War games in Indian Ocean: India-US-Japan Malabar exercise to raise stakes

The stakes in the new game unfolding in the Indian Ocean are rising by the day. Against the backdrop of China’s growing clout and assertiveness in the region, the world’s three maritime democracies, the US, Japan and India, are set to conduct joint naval exercises in October. It’s not official yet, but senior military officials from India, US and Japan met at an American Navy base in Yokosuka, near Tokyo on July 22 to discuss the details of the forthcoming Malabar Naval exercises.
The three countries, who also hold a trilateral meeting every year, are expected to deny that the exercise is targeted at China, but Beijing will be watching closely how the Malabar exercise plays out.
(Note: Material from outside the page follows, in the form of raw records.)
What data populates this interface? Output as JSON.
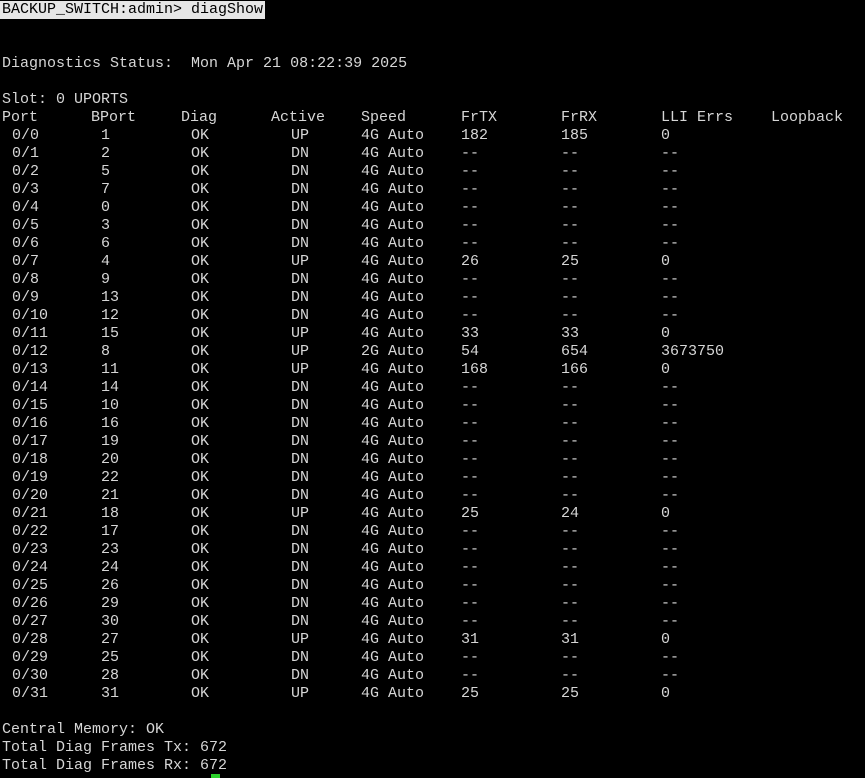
{
  "terminal": {
    "prompt": "BACKUP_SWITCH:admin>",
    "command": "diagShow",
    "status_label": "Diagnostics Status:",
    "status_time": "Mon Apr 21 08:22:39 2025",
    "slot_line": "Slot: 0 UPORTS",
    "cursor_color": "#2bd12b"
  },
  "table": {
    "headers": [
      "Port",
      "BPort",
      "Diag",
      "Active",
      "Speed",
      "FrTX",
      "FrRX",
      "LLI Errs",
      "Loopback"
    ],
    "rows": [
      [
        "0/0",
        "1",
        "OK",
        "UP",
        "4G Auto",
        "182",
        "185",
        "0"
      ],
      [
        "0/1",
        "2",
        "OK",
        "DN",
        "4G Auto",
        "--",
        "--",
        "--"
      ],
      [
        "0/2",
        "5",
        "OK",
        "DN",
        "4G Auto",
        "--",
        "--",
        "--"
      ],
      [
        "0/3",
        "7",
        "OK",
        "DN",
        "4G Auto",
        "--",
        "--",
        "--"
      ],
      [
        "0/4",
        "0",
        "OK",
        "DN",
        "4G Auto",
        "--",
        "--",
        "--"
      ],
      [
        "0/5",
        "3",
        "OK",
        "DN",
        "4G Auto",
        "--",
        "--",
        "--"
      ],
      [
        "0/6",
        "6",
        "OK",
        "DN",
        "4G Auto",
        "--",
        "--",
        "--"
      ],
      [
        "0/7",
        "4",
        "OK",
        "UP",
        "4G Auto",
        "26",
        "25",
        "0"
      ],
      [
        "0/8",
        "9",
        "OK",
        "DN",
        "4G Auto",
        "--",
        "--",
        "--"
      ],
      [
        "0/9",
        "13",
        "OK",
        "DN",
        "4G Auto",
        "--",
        "--",
        "--"
      ],
      [
        "0/10",
        "12",
        "OK",
        "DN",
        "4G Auto",
        "--",
        "--",
        "--"
      ],
      [
        "0/11",
        "15",
        "OK",
        "UP",
        "4G Auto",
        "33",
        "33",
        "0"
      ],
      [
        "0/12",
        "8",
        "OK",
        "UP",
        "2G Auto",
        "54",
        "654",
        "3673750"
      ],
      [
        "0/13",
        "11",
        "OK",
        "UP",
        "4G Auto",
        "168",
        "166",
        "0"
      ],
      [
        "0/14",
        "14",
        "OK",
        "DN",
        "4G Auto",
        "--",
        "--",
        "--"
      ],
      [
        "0/15",
        "10",
        "OK",
        "DN",
        "4G Auto",
        "--",
        "--",
        "--"
      ],
      [
        "0/16",
        "16",
        "OK",
        "DN",
        "4G Auto",
        "--",
        "--",
        "--"
      ],
      [
        "0/17",
        "19",
        "OK",
        "DN",
        "4G Auto",
        "--",
        "--",
        "--"
      ],
      [
        "0/18",
        "20",
        "OK",
        "DN",
        "4G Auto",
        "--",
        "--",
        "--"
      ],
      [
        "0/19",
        "22",
        "OK",
        "DN",
        "4G Auto",
        "--",
        "--",
        "--"
      ],
      [
        "0/20",
        "21",
        "OK",
        "DN",
        "4G Auto",
        "--",
        "--",
        "--"
      ],
      [
        "0/21",
        "18",
        "OK",
        "UP",
        "4G Auto",
        "25",
        "24",
        "0"
      ],
      [
        "0/22",
        "17",
        "OK",
        "DN",
        "4G Auto",
        "--",
        "--",
        "--"
      ],
      [
        "0/23",
        "23",
        "OK",
        "DN",
        "4G Auto",
        "--",
        "--",
        "--"
      ],
      [
        "0/24",
        "24",
        "OK",
        "DN",
        "4G Auto",
        "--",
        "--",
        "--"
      ],
      [
        "0/25",
        "26",
        "OK",
        "DN",
        "4G Auto",
        "--",
        "--",
        "--"
      ],
      [
        "0/26",
        "29",
        "OK",
        "DN",
        "4G Auto",
        "--",
        "--",
        "--"
      ],
      [
        "0/27",
        "30",
        "OK",
        "DN",
        "4G Auto",
        "--",
        "--",
        "--"
      ],
      [
        "0/28",
        "27",
        "OK",
        "UP",
        "4G Auto",
        "31",
        "31",
        "0"
      ],
      [
        "0/29",
        "25",
        "OK",
        "DN",
        "4G Auto",
        "--",
        "--",
        "--"
      ],
      [
        "0/30",
        "28",
        "OK",
        "DN",
        "4G Auto",
        "--",
        "--",
        "--"
      ],
      [
        "0/31",
        "31",
        "OK",
        "UP",
        "4G Auto",
        "25",
        "25",
        "0"
      ]
    ]
  },
  "footer": {
    "central_memory": "Central Memory: OK",
    "frames_tx": "Total Diag Frames Tx: 672",
    "frames_rx": "Total Diag Frames Rx: 672"
  }
}
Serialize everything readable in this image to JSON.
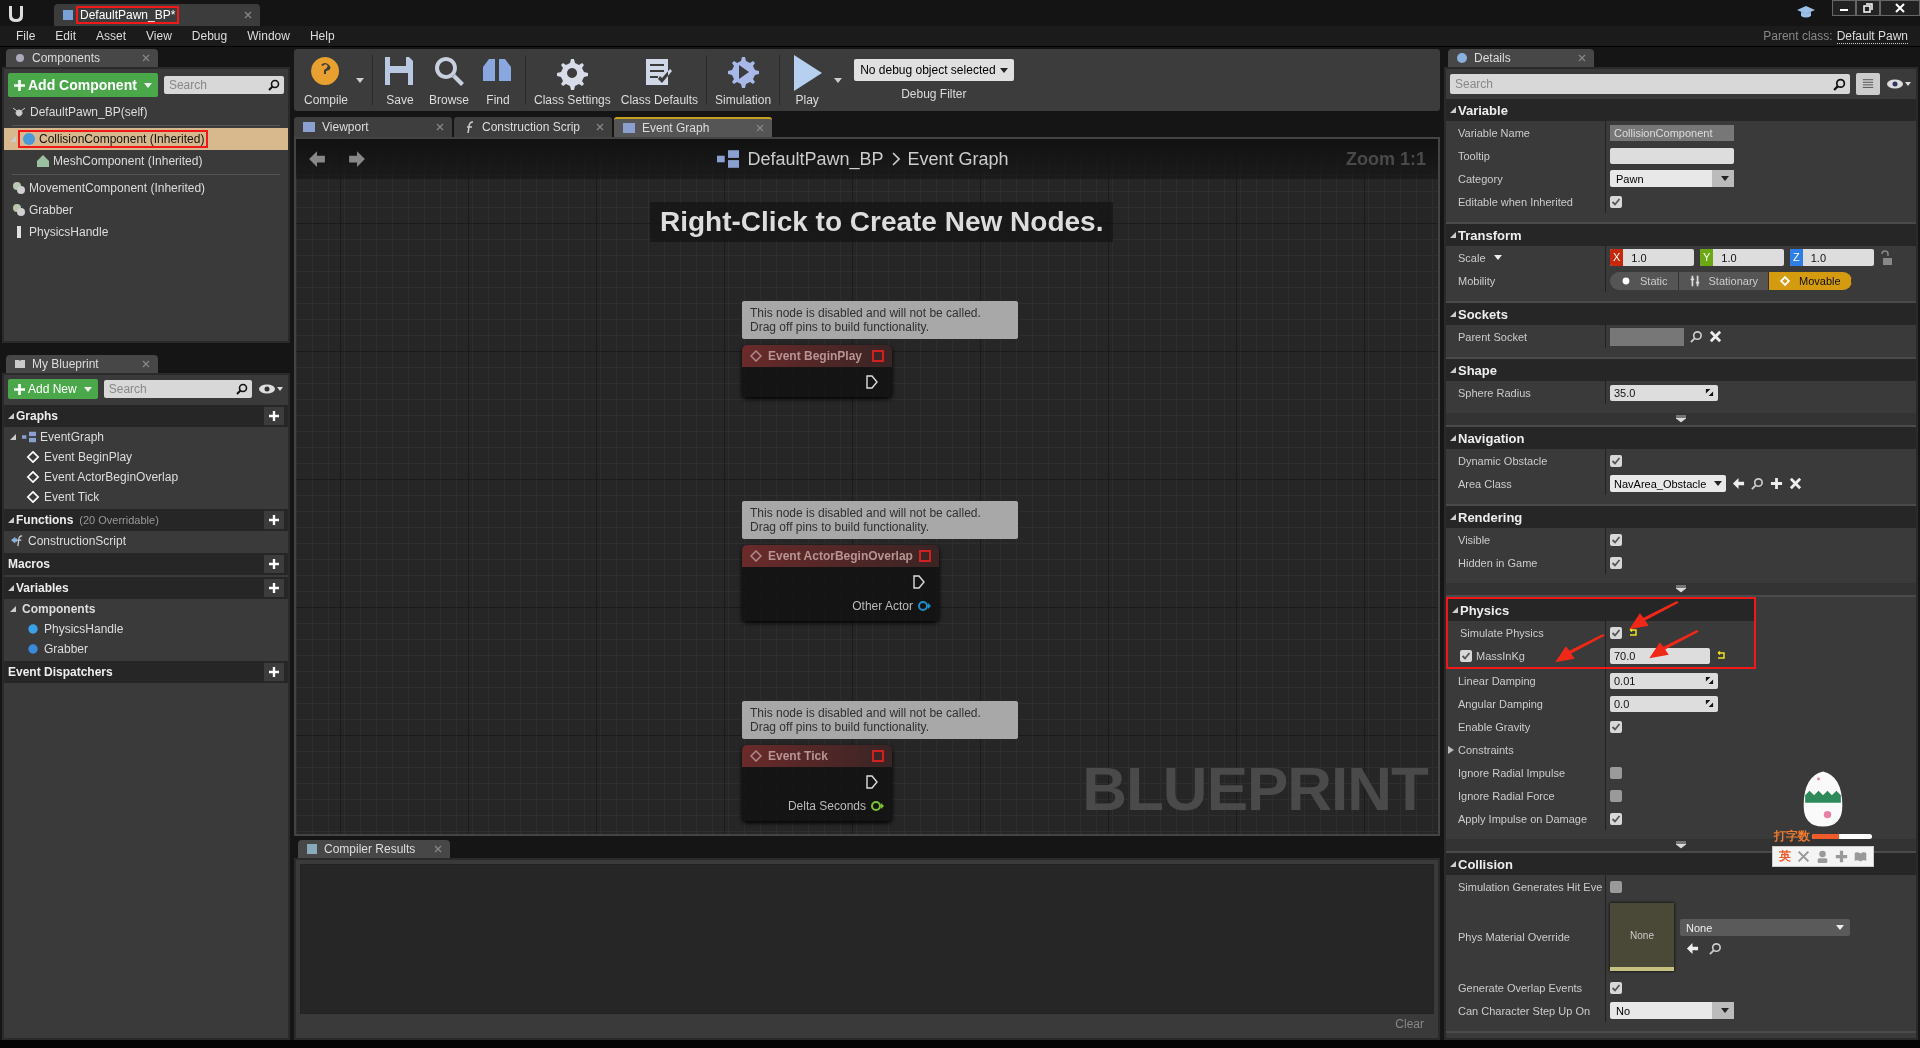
{
  "window": {
    "tab": "DefaultPawn_BP*",
    "tab_highlighted": true,
    "parent_class_label": "Parent class:",
    "parent_class": "Default Pawn"
  },
  "menu": [
    "File",
    "Edit",
    "Asset",
    "View",
    "Debug",
    "Window",
    "Help"
  ],
  "components_panel": {
    "title": "Components",
    "add_button": "Add Component",
    "search_placeholder": "Search",
    "self": "DefaultPawn_BP(self)",
    "items": [
      {
        "label": "CollisionComponent (Inherited)",
        "kind": "sphere",
        "selected": true,
        "highlighted": true,
        "children": [
          {
            "label": "MeshComponent (Inherited)",
            "kind": "mesh",
            "selected": false,
            "highlighted": false
          }
        ]
      },
      {
        "label": "MovementComponent (Inherited)",
        "kind": "movement",
        "selected": false,
        "highlighted": false
      },
      {
        "label": "Grabber",
        "kind": "grabber",
        "selected": false,
        "highlighted": false
      },
      {
        "label": "PhysicsHandle",
        "kind": "handle",
        "selected": false,
        "highlighted": false
      }
    ]
  },
  "my_blueprint": {
    "title": "My Blueprint",
    "add_button": "Add New",
    "search_placeholder": "Search",
    "sections": [
      {
        "title": "Graphs",
        "expanded": true,
        "items": [
          {
            "label": "EventGraph",
            "kind": "graph",
            "children": [
              {
                "label": "Event BeginPlay",
                "kind": "event"
              },
              {
                "label": "Event ActorBeginOverlap",
                "kind": "event"
              },
              {
                "label": "Event Tick",
                "kind": "event"
              }
            ]
          }
        ]
      },
      {
        "title": "Functions",
        "note": "(20 Overridable)",
        "expanded": true,
        "items": [
          {
            "label": "ConstructionScript",
            "kind": "function"
          }
        ]
      },
      {
        "title": "Macros"
      },
      {
        "title": "Variables",
        "expanded": true,
        "items": [
          {
            "label": "Components",
            "kind": "category",
            "children": [
              {
                "label": "PhysicsHandle",
                "kind": "handle"
              },
              {
                "label": "Grabber",
                "kind": "grabber"
              }
            ]
          }
        ]
      },
      {
        "title": "Event Dispatchers"
      }
    ]
  },
  "toolbar": [
    {
      "label": "Compile",
      "kind": "compile",
      "dropdown": true
    },
    {
      "label": "Save",
      "kind": "save",
      "dropdown": false
    },
    {
      "label": "Browse",
      "kind": "browse",
      "dropdown": false
    },
    {
      "label": "Find",
      "kind": "find",
      "dropdown": false
    },
    {
      "label": "Class Settings",
      "kind": "settings",
      "dropdown": false
    },
    {
      "label": "Class Defaults",
      "kind": "defaults",
      "dropdown": false
    },
    {
      "label": "Simulation",
      "kind": "simulation",
      "dropdown": false
    },
    {
      "label": "Play",
      "kind": "play",
      "dropdown": true
    }
  ],
  "debug_filter": {
    "value": "No debug object selected",
    "label": "Debug Filter"
  },
  "doc_tabs": [
    {
      "label": "Viewport",
      "kind": "viewport",
      "selected": false
    },
    {
      "label": "Construction Scrip",
      "kind": "function",
      "selected": false
    },
    {
      "label": "Event Graph",
      "kind": "graph",
      "selected": true
    }
  ],
  "graph": {
    "breadcrumb": [
      "DefaultPawn_BP",
      "Event Graph"
    ],
    "zoom": "Zoom 1:1",
    "hint": "Right-Click to Create New Nodes.",
    "watermark": "BLUEPRINT",
    "nodes": [
      {
        "comment": [
          "This node is disabled and will not be called.",
          "Drag off pins to build functionality."
        ],
        "title": "Event BeginPlay"
      },
      {
        "comment": [
          "This node is disabled and will not be called.",
          "Drag off pins to build functionality."
        ],
        "title": "Event ActorBeginOverlap",
        "pin": {
          "label": "Other Actor",
          "color": "#1a8fd0"
        }
      },
      {
        "comment": [
          "This node is disabled and will not be called.",
          "Drag off pins to build functionality."
        ],
        "title": "Event Tick",
        "pin": {
          "label": "Delta Seconds",
          "color": "#7cc432"
        }
      }
    ]
  },
  "compiler_results": {
    "title": "Compiler Results",
    "clear": "Clear"
  },
  "details": {
    "title": "Details",
    "search_placeholder": "Search",
    "sections": [
      {
        "title": "Variable",
        "rows": [
          {
            "label": "Variable Name",
            "kind": "readonly",
            "value": "CollisionComponent"
          },
          {
            "label": "Tooltip",
            "kind": "text"
          },
          {
            "label": "Category",
            "kind": "combo",
            "value": "Pawn"
          },
          {
            "label": "Editable when Inherited",
            "kind": "check",
            "checked": true
          }
        ]
      },
      {
        "title": "Transform",
        "rows": [
          {
            "label": "Scale",
            "kind": "vector",
            "values": [
              {
                "axis": "X",
                "value": "1.0",
                "color": "#c8280a"
              },
              {
                "axis": "Y",
                "value": "1.0",
                "color": "#6aa814"
              },
              {
                "axis": "Z",
                "value": "1.0",
                "color": "#2e7ee8"
              }
            ]
          },
          {
            "label": "Mobility",
            "kind": "segmented",
            "options": [
              {
                "label": "Static",
                "kind": "static",
                "selected": false
              },
              {
                "label": "Stationary",
                "kind": "stationary",
                "selected": false
              },
              {
                "label": "Movable",
                "kind": "movable",
                "selected": true
              }
            ]
          }
        ]
      },
      {
        "title": "Sockets",
        "rows": [
          {
            "label": "Parent Socket",
            "kind": "socket"
          }
        ]
      },
      {
        "title": "Shape",
        "advanced": true,
        "rows": [
          {
            "label": "Sphere Radius",
            "kind": "number",
            "value": "35.0"
          }
        ]
      },
      {
        "title": "Navigation",
        "rows": [
          {
            "label": "Dynamic Obstacle",
            "kind": "check",
            "checked": true
          },
          {
            "label": "Area Class",
            "kind": "class",
            "value": "NavArea_Obstacle"
          }
        ]
      },
      {
        "title": "Rendering",
        "advanced": true,
        "rows": [
          {
            "label": "Visible",
            "kind": "check",
            "checked": true
          },
          {
            "label": "Hidden in Game",
            "kind": "check",
            "checked": true
          }
        ]
      },
      {
        "title": "Physics",
        "highlighted": true,
        "advanced": true,
        "rows": [
          {
            "label": "Simulate Physics",
            "kind": "check",
            "checked": true,
            "reset": true,
            "highlighted": true,
            "arrow_to_value": true,
            "arrow_to_label": false
          },
          {
            "label": "MassInKg",
            "kind": "override",
            "override_checked": true,
            "value": "70.0",
            "reset": true,
            "highlighted": true,
            "arrow_to_value": true,
            "arrow_to_label": true
          },
          {
            "label": "Linear Damping",
            "kind": "number",
            "value": "0.01"
          },
          {
            "label": "Angular Damping",
            "kind": "number",
            "value": "0.0"
          },
          {
            "label": "Enable Gravity",
            "kind": "check",
            "checked": true
          },
          {
            "label": "Constraints",
            "kind": "group",
            "expanded": false
          },
          {
            "label": "Ignore Radial Impulse",
            "kind": "check",
            "checked": false
          },
          {
            "label": "Ignore Radial Force",
            "kind": "check",
            "checked": false
          },
          {
            "label": "Apply Impulse on Damage",
            "kind": "check",
            "checked": true
          }
        ]
      },
      {
        "title": "Collision",
        "rows": [
          {
            "label": "Simulation Generates Hit Eve",
            "kind": "check",
            "checked": false
          },
          {
            "label": "Phys Material Override",
            "kind": "asset",
            "thumb": "None",
            "value": "None"
          },
          {
            "label": "Generate Overlap Events",
            "kind": "check",
            "checked": true
          },
          {
            "label": "Can Character Step Up On",
            "kind": "combo",
            "value": "No"
          }
        ]
      }
    ]
  },
  "ime_widget": {
    "label": "打字数",
    "level": 0.45,
    "mode": "英"
  }
}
While China objected to Japan’s Defence Review, it has not reacted with the same intensity so far on the proposed joint naval exercises between the three countries. The last time the exercise was held where Australia, Japan and Singapore were also invited by India to its drills with the US navy elicited such a strong reaction from Beijing that it was never held after that. The event is likely to send alarm bells ringing in Beijing, with more alliances being formed in the region against it. While China may have made inroads into the global financial system by setting up new financial institutions challenging the US, the US retains its military clout in the region, and still dominates the seas due to its naval superiority. China sees this strategy of the US as the one similar to forming groups such as NATO and a US-led security grouping in Asia-Pacific.